How can the World help the Euro Group Save itself

    In my blog of October 27th I outlined the four critical steps for saving the Euro and the possible role of the IMF. In this note I focus on what the rest of the World can do to help, possibly through the IMF.  The IMF, given its expertise in enforcing fiscal and monetary discipline for restoring Balance of payment sustainability, has already been involved in helping the Euro-area governments enforce policy reforms (conditionalities) on Greece and Portugal for the support they are recieving from the Euro area (2/3rd) and the IMF (1/3rd).  This has however invloved the IMF providing unprecedented level of funds (100s and 1000s of times thier normal entitlement) and extrodinary fiscal support to soveregns that markets consider insolvent.  In principle the genuine and valuable role of the IMF in enforcing conditionalities on delinquent sovereigns can be provided with much lower levels of financial support, as was done historically in Latin America, Asia and other continents!

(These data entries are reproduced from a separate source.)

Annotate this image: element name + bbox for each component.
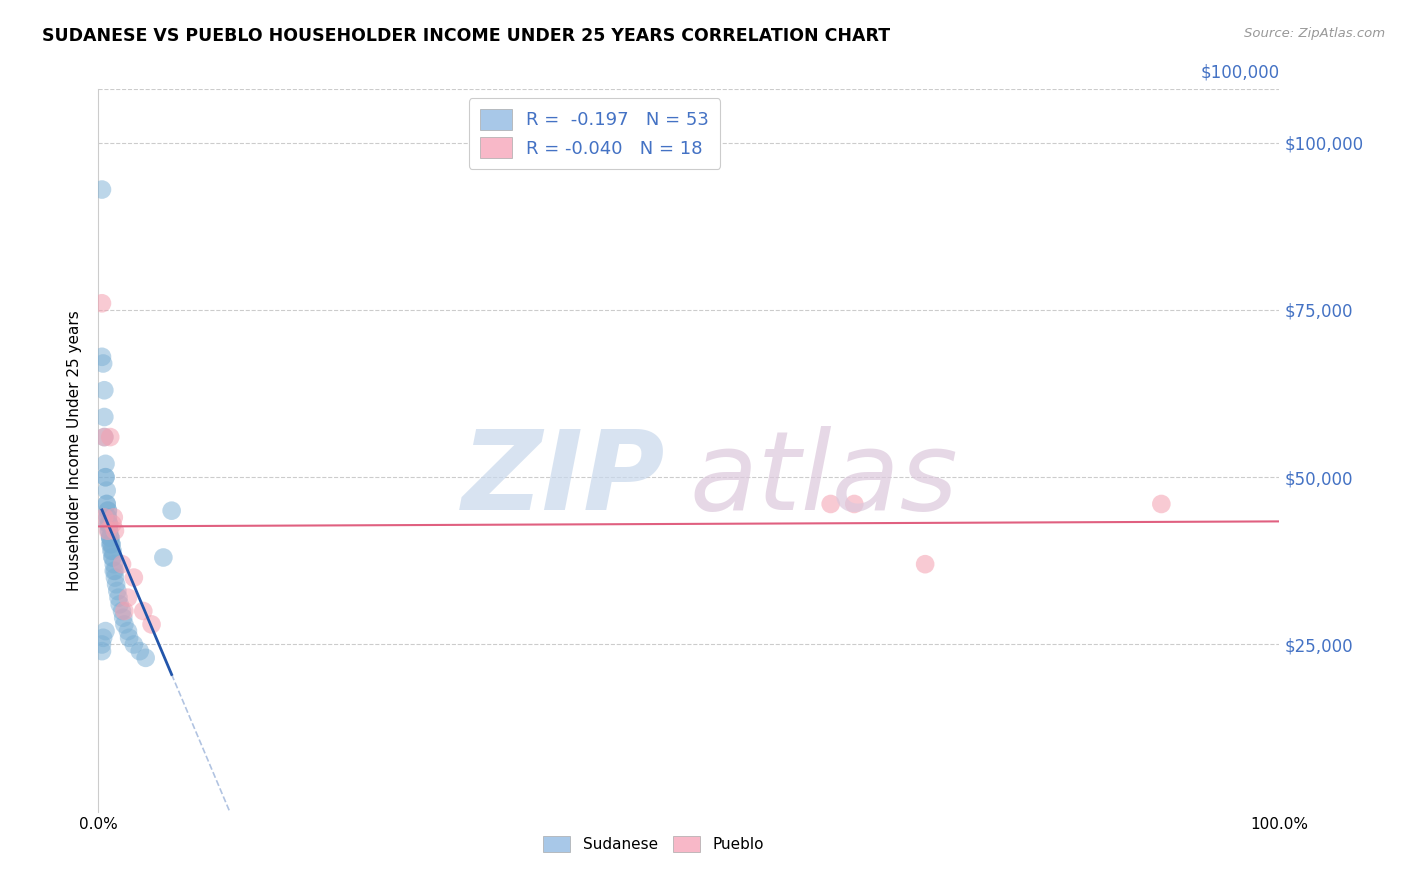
- Point: [122, 637, 145, 651]
- Point: [91, 356, 114, 371]
- Text: SUDANESE VS PUEBLO HOUSEHOLDER INCOME UNDER 25 YEARS CORRELATION CHART: SUDANESE VS PUEBLO HOUSEHOLDER INCOME UN…: [42, 27, 890, 45]
- Legend: Sudanese, Pueblo: Sudanese, Pueblo: [537, 830, 770, 858]
- Point: [98, 524, 121, 538]
- Point: [100, 537, 122, 551]
- Point: [107, 591, 129, 605]
- Point: [97, 510, 120, 524]
- Point: [98, 517, 121, 532]
- Point: [112, 611, 135, 625]
- Point: [914, 557, 936, 572]
- Point: [101, 550, 124, 565]
- Point: [100, 543, 122, 558]
- Point: [94, 457, 117, 471]
- Point: [122, 571, 145, 585]
- Point: [101, 550, 124, 565]
- Point: [112, 617, 135, 632]
- Point: [98, 430, 121, 444]
- Point: [117, 591, 139, 605]
- Point: [98, 530, 121, 544]
- Point: [105, 584, 128, 599]
- Point: [141, 617, 163, 632]
- Point: [111, 557, 134, 572]
- Point: [91, 637, 114, 651]
- Text: $100,000: $100,000: [1201, 64, 1279, 82]
- Point: [117, 624, 139, 639]
- Point: [160, 503, 183, 517]
- Point: [97, 503, 120, 517]
- Point: [101, 517, 124, 532]
- Text: atlas: atlas: [689, 425, 957, 533]
- Point: [112, 604, 135, 618]
- Point: [118, 631, 141, 645]
- Point: [91, 350, 114, 364]
- Text: ZIP: ZIP: [461, 425, 665, 533]
- Point: [97, 510, 120, 524]
- Point: [97, 524, 120, 538]
- Point: [1150, 497, 1173, 511]
- Point: [104, 524, 127, 538]
- Point: [93, 410, 115, 425]
- Point: [91, 296, 114, 310]
- Point: [105, 577, 128, 591]
- Point: [97, 517, 120, 532]
- Point: [91, 182, 114, 196]
- Point: [820, 497, 842, 511]
- Point: [135, 651, 157, 665]
- Point: [98, 524, 121, 538]
- Y-axis label: Householder Income Under 25 years: Householder Income Under 25 years: [67, 310, 83, 591]
- Text: Source: ZipAtlas.com: Source: ZipAtlas.com: [1244, 27, 1385, 40]
- Point: [93, 430, 115, 444]
- Point: [152, 550, 174, 565]
- Point: [91, 631, 114, 645]
- Point: [103, 564, 125, 578]
- Point: [98, 537, 121, 551]
- Point: [128, 644, 150, 658]
- Point: [98, 517, 121, 532]
- Point: [101, 543, 124, 558]
- Point: [97, 503, 120, 517]
- Point: [93, 384, 115, 398]
- Point: [93, 430, 115, 444]
- Point: [96, 483, 118, 498]
- Point: [94, 624, 117, 639]
- Point: [104, 571, 127, 585]
- Point: [98, 530, 121, 544]
- Point: [132, 604, 155, 618]
- Point: [844, 497, 866, 511]
- Point: [91, 644, 114, 658]
- Point: [108, 598, 131, 612]
- Point: [96, 497, 118, 511]
- Point: [103, 510, 125, 524]
- Point: [94, 470, 117, 484]
- Point: [104, 564, 127, 578]
- Point: [103, 557, 125, 572]
- Point: [94, 470, 117, 484]
- Point: [93, 510, 115, 524]
- Point: [100, 537, 122, 551]
- Point: [96, 497, 118, 511]
- Point: [98, 530, 121, 544]
- Point: [111, 604, 134, 618]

   From a global perspective the question is, what should the Rest of the World do to ensure that the Euro crisis is contained and any potential contagion to countries outside the Euro area minimised?  To answer this question it is essential to recognise that the World is currently suffering from a severe shortage of effective demand.  Thus there are two types of countries which are playing or should play different roles in diffusing the global crisis.  On one side are the current account and trade (goods and services) deficit countries who are making a net contribution to the global demand from the rest of the world, including the countries in crises.  Without thier continuing contribution there, it is impossible for the crises and near crises countries to reduce or eliminate thier current account deficits in the next few years. 

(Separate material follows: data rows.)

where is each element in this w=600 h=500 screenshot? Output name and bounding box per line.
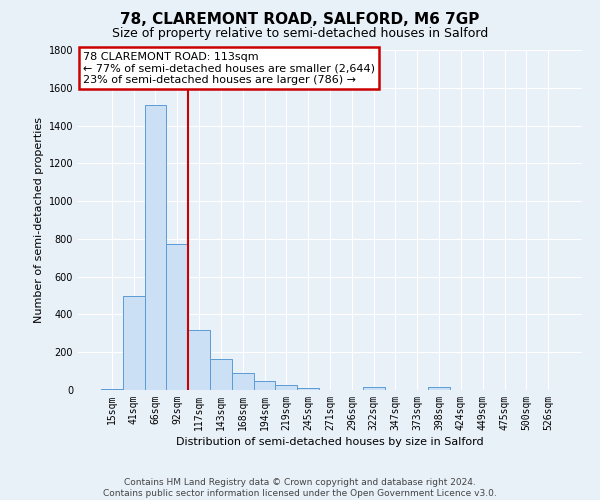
Bar xyxy=(275,384,297,390)
Bar xyxy=(166,244,188,390)
X-axis label: Distribution of semi-detached houses by size in Salford: Distribution of semi-detached houses by … xyxy=(176,437,484,447)
Text: Contains HM Land Registry data © Crown copyright and database right 2024.
Contai: Contains HM Land Registry data © Crown c… xyxy=(103,478,497,498)
Bar xyxy=(188,330,210,390)
Bar xyxy=(297,388,319,390)
Bar xyxy=(145,105,166,390)
Bar xyxy=(210,359,232,390)
Bar xyxy=(101,389,123,390)
Text: 78 CLAREMONT ROAD: 113sqm
← 77% of semi-detached houses are smaller (2,644)
23% : 78 CLAREMONT ROAD: 113sqm ← 77% of semi-… xyxy=(83,52,375,85)
Bar xyxy=(123,296,145,390)
Bar xyxy=(428,388,450,390)
Y-axis label: Number of semi-detached properties: Number of semi-detached properties xyxy=(34,117,44,323)
Bar xyxy=(254,380,275,390)
Text: 78, CLAREMONT ROAD, SALFORD, M6 7GP: 78, CLAREMONT ROAD, SALFORD, M6 7GP xyxy=(121,12,479,28)
Bar xyxy=(363,388,385,390)
Text: Size of property relative to semi-detached houses in Salford: Size of property relative to semi-detach… xyxy=(112,28,488,40)
Bar xyxy=(232,373,254,390)
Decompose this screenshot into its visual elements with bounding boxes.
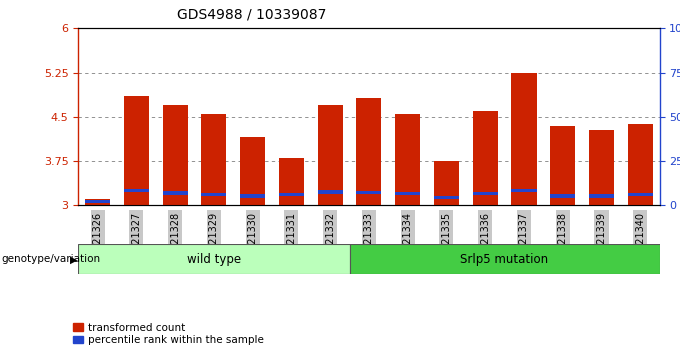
Text: wild type: wild type bbox=[187, 253, 241, 266]
Bar bbox=[628, 193, 653, 196]
Bar bbox=[434, 196, 459, 199]
Bar bbox=[434, 161, 459, 205]
Bar bbox=[124, 189, 149, 192]
Bar bbox=[318, 190, 343, 194]
Bar bbox=[356, 191, 381, 194]
Bar bbox=[350, 244, 660, 274]
Bar bbox=[628, 124, 653, 205]
Bar bbox=[318, 105, 343, 205]
Bar bbox=[279, 158, 304, 205]
Text: genotype/variation: genotype/variation bbox=[1, 254, 101, 264]
Text: Srlp5 mutation: Srlp5 mutation bbox=[460, 253, 549, 266]
Bar bbox=[356, 98, 381, 205]
Text: ▶: ▶ bbox=[69, 254, 78, 264]
Bar bbox=[85, 199, 110, 205]
Bar bbox=[240, 194, 265, 198]
Bar bbox=[163, 105, 188, 205]
Bar bbox=[550, 126, 575, 205]
Bar bbox=[279, 193, 304, 196]
Bar bbox=[78, 244, 350, 274]
Bar bbox=[163, 192, 188, 195]
Bar bbox=[473, 192, 498, 195]
Legend: transformed count, percentile rank within the sample: transformed count, percentile rank withi… bbox=[73, 322, 264, 345]
Text: GDS4988 / 10339087: GDS4988 / 10339087 bbox=[177, 7, 326, 21]
Bar bbox=[589, 130, 614, 205]
Bar bbox=[201, 193, 226, 196]
Bar bbox=[589, 194, 614, 198]
Bar bbox=[124, 96, 149, 205]
Bar bbox=[240, 137, 265, 205]
Bar bbox=[550, 194, 575, 198]
Bar bbox=[85, 200, 110, 203]
Bar bbox=[473, 111, 498, 205]
Bar bbox=[511, 189, 537, 192]
Bar bbox=[511, 73, 537, 205]
Bar bbox=[395, 192, 420, 195]
Bar bbox=[395, 114, 420, 205]
Bar bbox=[201, 114, 226, 205]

   On the other side are the current account and trade (G&S) surplus countries who are earning foreign income and accumulating foreign assets/ reserves.  These countries have the international resources to reallocate thier foreign earnings/assets into alternative channels, including to international financial institutions, to build a loan fund/buffer for ensuring that "innocent bystanders" hit by contagion from any euro-crises are provided adequate liquidity support.  It is thier obligation and duty to do so as long as they remain in surplus. One way of doing this is to contribute to a Bilateral loan fund in the IMF.  This would be fair and evenhanded contribution by all non-euro countries to help save the rest of the World from the negative contagion effects of the Euro crises and a potential melt-down of the Euro.  To the extent that some of these contributors are middle income countries, it would be legitimate to ask non-contributing rich countries to underwrite part of the risk. The precise nature of the contribution and the manner in which it should be used would ofcourse be need to be worked out in co-operation with the potential donors to this fund.
   In between these two types of countries, are an ambiguous type, which can contribute either through an increase in thier net purchase of goods and services from the rest of the World or through bilateral provision of funds to IFIs/IMF or a combination of the two, depending on thier thier income levels and reserve currency standing.

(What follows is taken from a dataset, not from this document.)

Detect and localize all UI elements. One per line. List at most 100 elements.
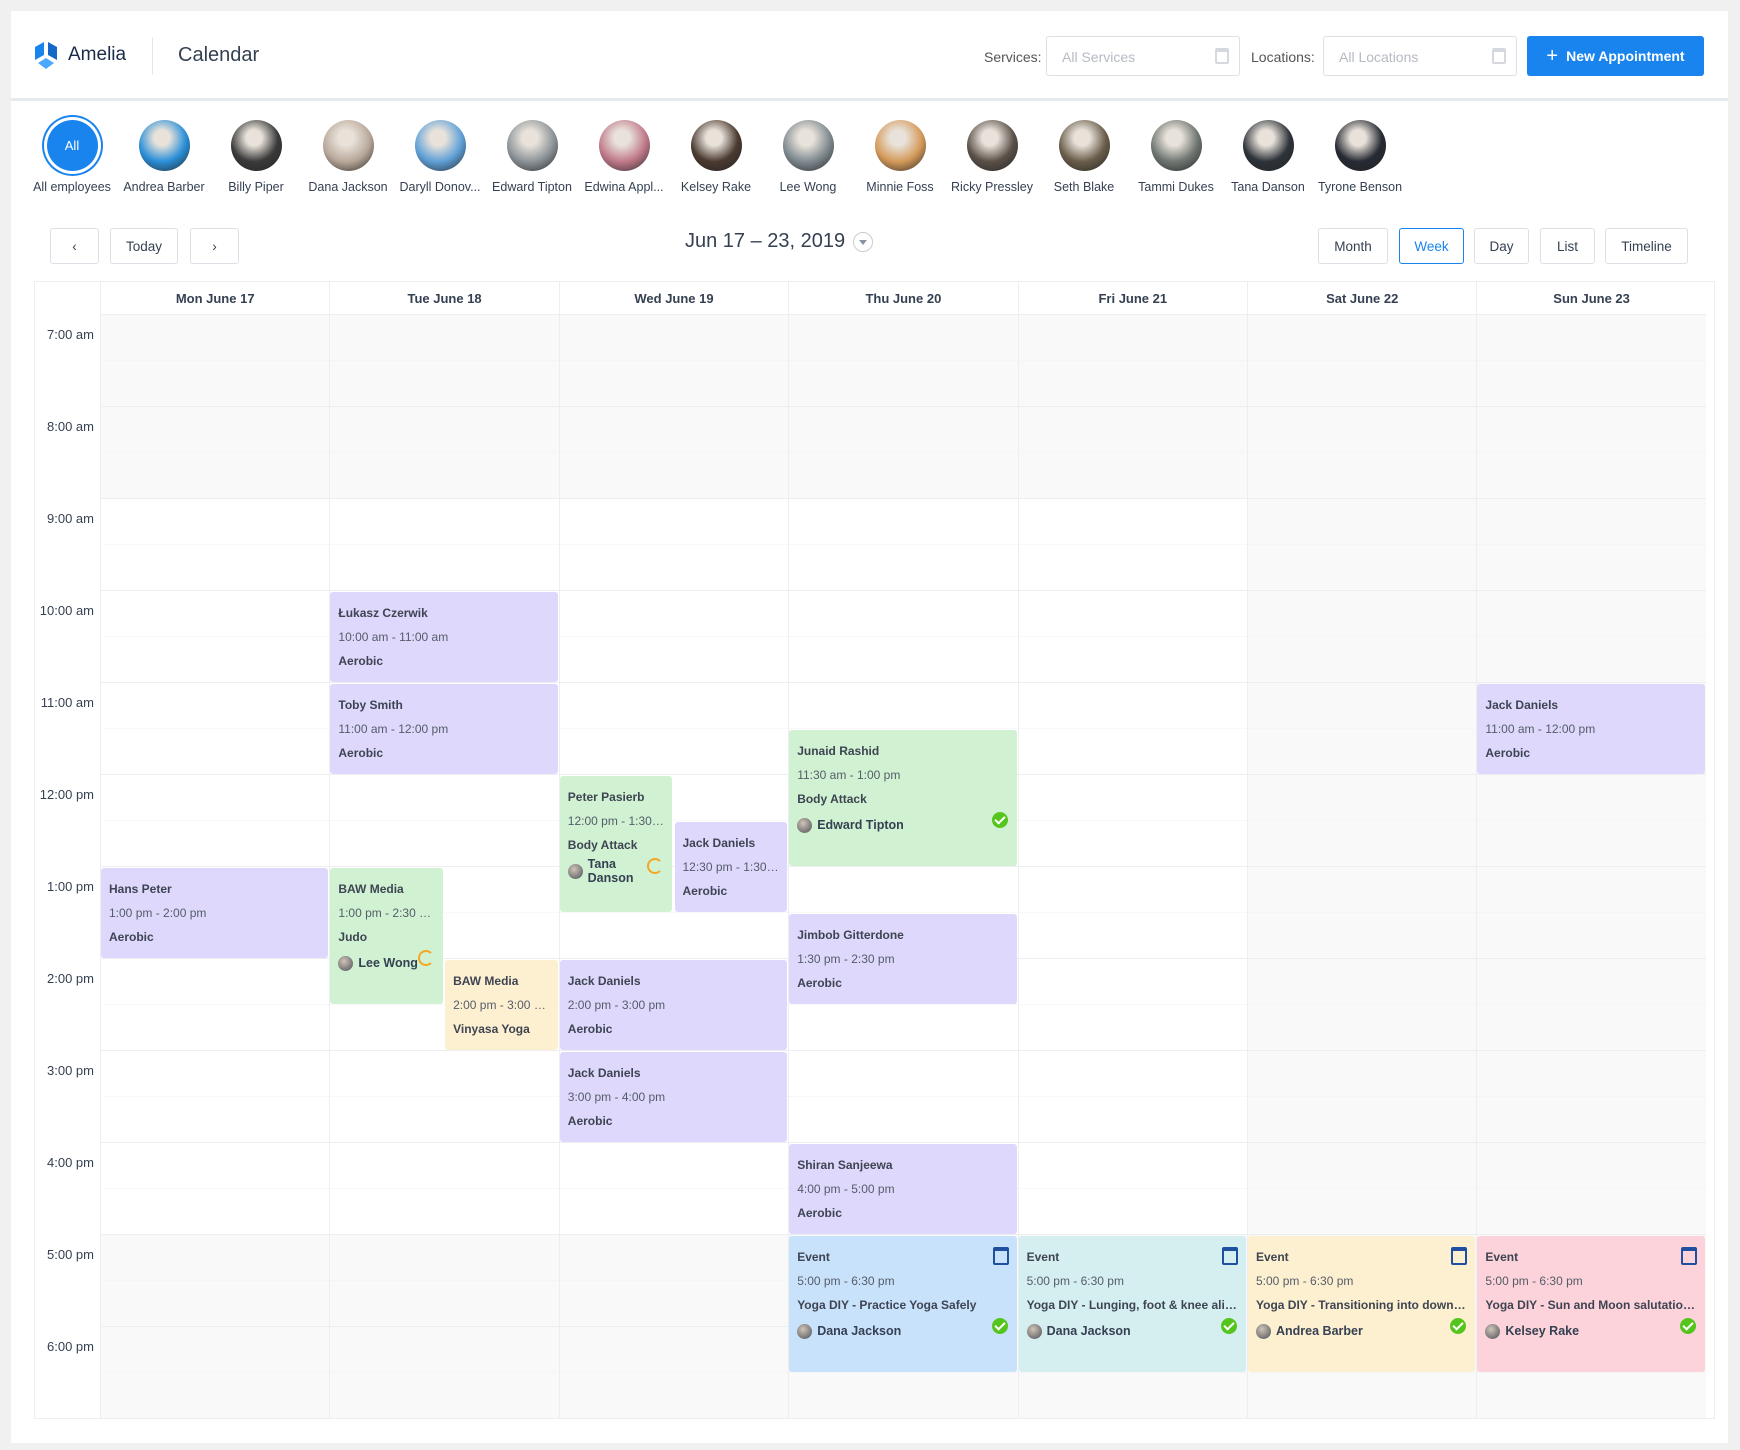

     Another source of funds for providing global liquidity could be fresh SDR allocations.  The conversion of SDRs into hard currencies by those in need of liquidity would have to be carefully circumscribed as long as the Euro crises lasts.  This is because a Euro-meltdown will result in a credit squeeze by European banks that is likely to lead to a sudden stop/capial outflow from emerging market economies.  Thus emerging economies with Current account and trade deficits who are dependent on foreign capital will become vulnerable even if they have substantial foreign exchange reserves.  Minimisation of contagion thus requires that these countries be shielded from demads for SDR conversions into free foreign exchange.  Any substantial new issue of SDRs should ensure this risk mitigation feature!